The comments from the chairman of the country's second-largest supermarket chain came a day after official figures, showing a loss of 53 000 jobs in manufacturing in the second quarter, gave ammunition to trade unions and manufacturers that have called for a weaker rand to boost exports.
"SA is a net importer of food, and food commodity products are dollar-denominated. A wide range of foodstuffs - including bread, rice, coffee, tea and other staples - are all based on the dollar," he said. "Any attempt to devalue the rand will inevitably cause food inflation to rise rapidly again, hurting the poorest in our country, who are already under significant pressure from declining disposable incomes, rising costs and the threat of unemployment."
Poor people spend much more of their income on food relative to wealthier ones.
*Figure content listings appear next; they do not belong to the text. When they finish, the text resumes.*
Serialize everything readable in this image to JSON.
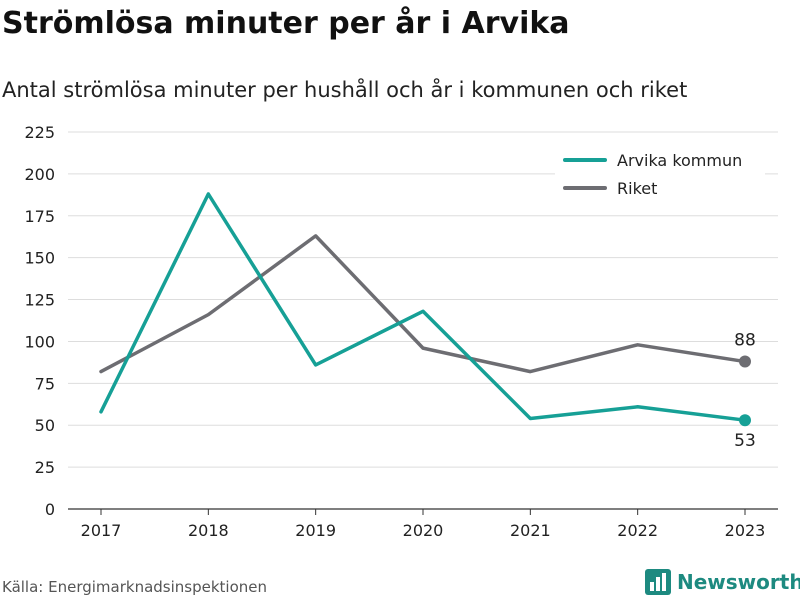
{
  "title": "Strömlösa minuter per år i Arvika",
  "subtitle": "Antal strömlösa minuter per hushåll och år i kommunen och riket",
  "source": "Källa: Energimarknadsinspektionen",
  "brand": "Newsworthy",
  "colors": {
    "arvika": "#16a096",
    "riket": "#6d6d72",
    "grid": "#dddddd",
    "brand": "#1d8a80"
  },
  "chart_data": {
    "type": "line",
    "x": [
      "2017",
      "2018",
      "2019",
      "2020",
      "2021",
      "2022",
      "2023"
    ],
    "ylim": [
      0,
      225
    ],
    "yticks": [
      "0",
      "25",
      "50",
      "75",
      "100",
      "125",
      "150",
      "175",
      "200",
      "225"
    ],
    "grid": true,
    "legend": "top-right",
    "series": [
      {
        "name": "Arvika kommun",
        "values": [
          58,
          188,
          86,
          118,
          54,
          61,
          53
        ],
        "end_label": "53"
      },
      {
        "name": "Riket",
        "values": [
          82,
          116,
          163,
          96,
          82,
          98,
          88
        ],
        "end_label": "88"
      }
    ]
  }
}
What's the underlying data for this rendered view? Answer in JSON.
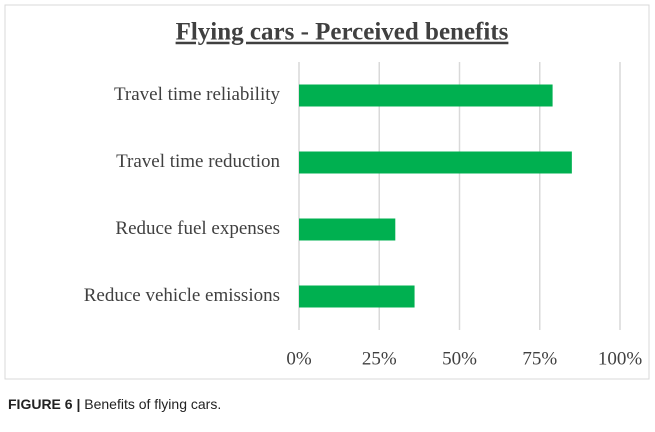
{
  "chart_data": {
    "type": "bar",
    "orientation": "horizontal",
    "title": "Flying cars - Perceived benefits",
    "categories": [
      "Travel time reliability",
      "Travel time reduction",
      "Reduce fuel expenses",
      "Reduce vehicle emissions"
    ],
    "values": [
      79,
      85,
      30,
      36
    ],
    "color": "#00b050",
    "xlim": [
      0,
      100
    ],
    "xticks": [
      {
        "value": 0,
        "label": "0%"
      },
      {
        "value": 25,
        "label": "25%"
      },
      {
        "value": 50,
        "label": "50%"
      },
      {
        "value": 75,
        "label": "75%"
      },
      {
        "value": 100,
        "label": "100%"
      }
    ],
    "grid": true
  },
  "caption": {
    "label": "FIGURE 6 |",
    "text": "Benefits of flying cars."
  }
}
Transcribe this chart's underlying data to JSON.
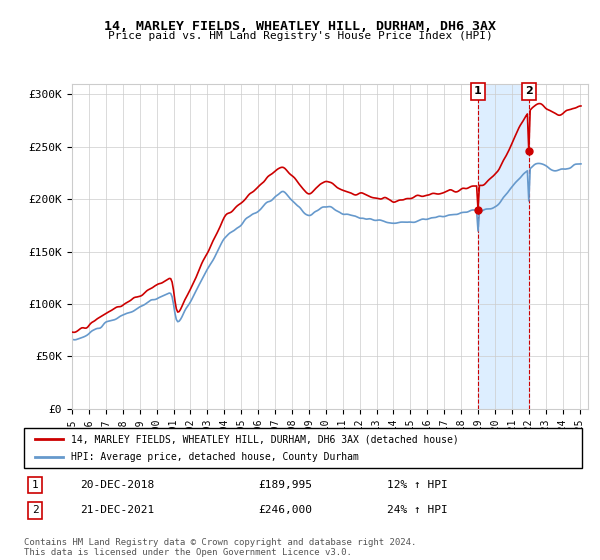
{
  "title": "14, MARLEY FIELDS, WHEATLEY HILL, DURHAM, DH6 3AX",
  "subtitle": "Price paid vs. HM Land Registry's House Price Index (HPI)",
  "ylabel": "",
  "xlabel": "",
  "ylim": [
    0,
    310000
  ],
  "yticks": [
    0,
    50000,
    100000,
    150000,
    200000,
    250000,
    300000
  ],
  "ytick_labels": [
    "£0",
    "£50K",
    "£100K",
    "£150K",
    "£200K",
    "£250K",
    "£300K"
  ],
  "year_start": 1995,
  "year_end": 2025,
  "legend_line1": "14, MARLEY FIELDS, WHEATLEY HILL, DURHAM, DH6 3AX (detached house)",
  "legend_line2": "HPI: Average price, detached house, County Durham",
  "marker1_date": "20-DEC-2018",
  "marker1_price": "£189,995",
  "marker1_pct": "12% ↑ HPI",
  "marker2_date": "21-DEC-2021",
  "marker2_price": "£246,000",
  "marker2_pct": "24% ↑ HPI",
  "footnote": "Contains HM Land Registry data © Crown copyright and database right 2024.\nThis data is licensed under the Open Government Licence v3.0.",
  "red_color": "#cc0000",
  "blue_color": "#6699cc",
  "shade_color": "#ddeeff",
  "marker_box_color": "#cc0000",
  "grid_color": "#cccccc",
  "bg_color": "#ffffff"
}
While food accounts for just 9,2% of household spending for the richest fifth of the population, for the poorest fifth it makes up 37,5%, official figures show. For pensioners - measured separately to the five income bands - food accounts for 18,4% of spending.
The effect of rand-led inflation will spread wider than food.
"One of the less obvious examples is electricity prices, where a weaker rand will make Eskom's capital goods imports more expensive (except for the bit for which they have taken out currency hedges), which will eventually push up electricity tariffs," said Elna Moolman, SA economist at brokers Renaissance BJM.
It was questionable whether any government would be able to lower the value of its currency far enough and for long enough to increase the level of imports, Dr Moolman said.
"We just do not have enough foreign exchange reserves. It is also a very costly exercise."
Assuming it were possible to lower the rand - which has already weakened from R5,67 to the dollar in January 2005 to R7,33 yesterday - there would be other risks.
"Whatever gains may be achieved through devaluation will prove short-lived, as wage demands increase to compensate for the increased costs from the weaker currency," Mr Ackerman said. "This cycle of spiralling wages and prices will eventually erode whatever advantages may flow from a depreciated rand."
Dr Moolman agreed: "Nominal rand depreciation does not help your competitiveness if it boosts inflation. In SA, the risk of a wage-price spiral is very high."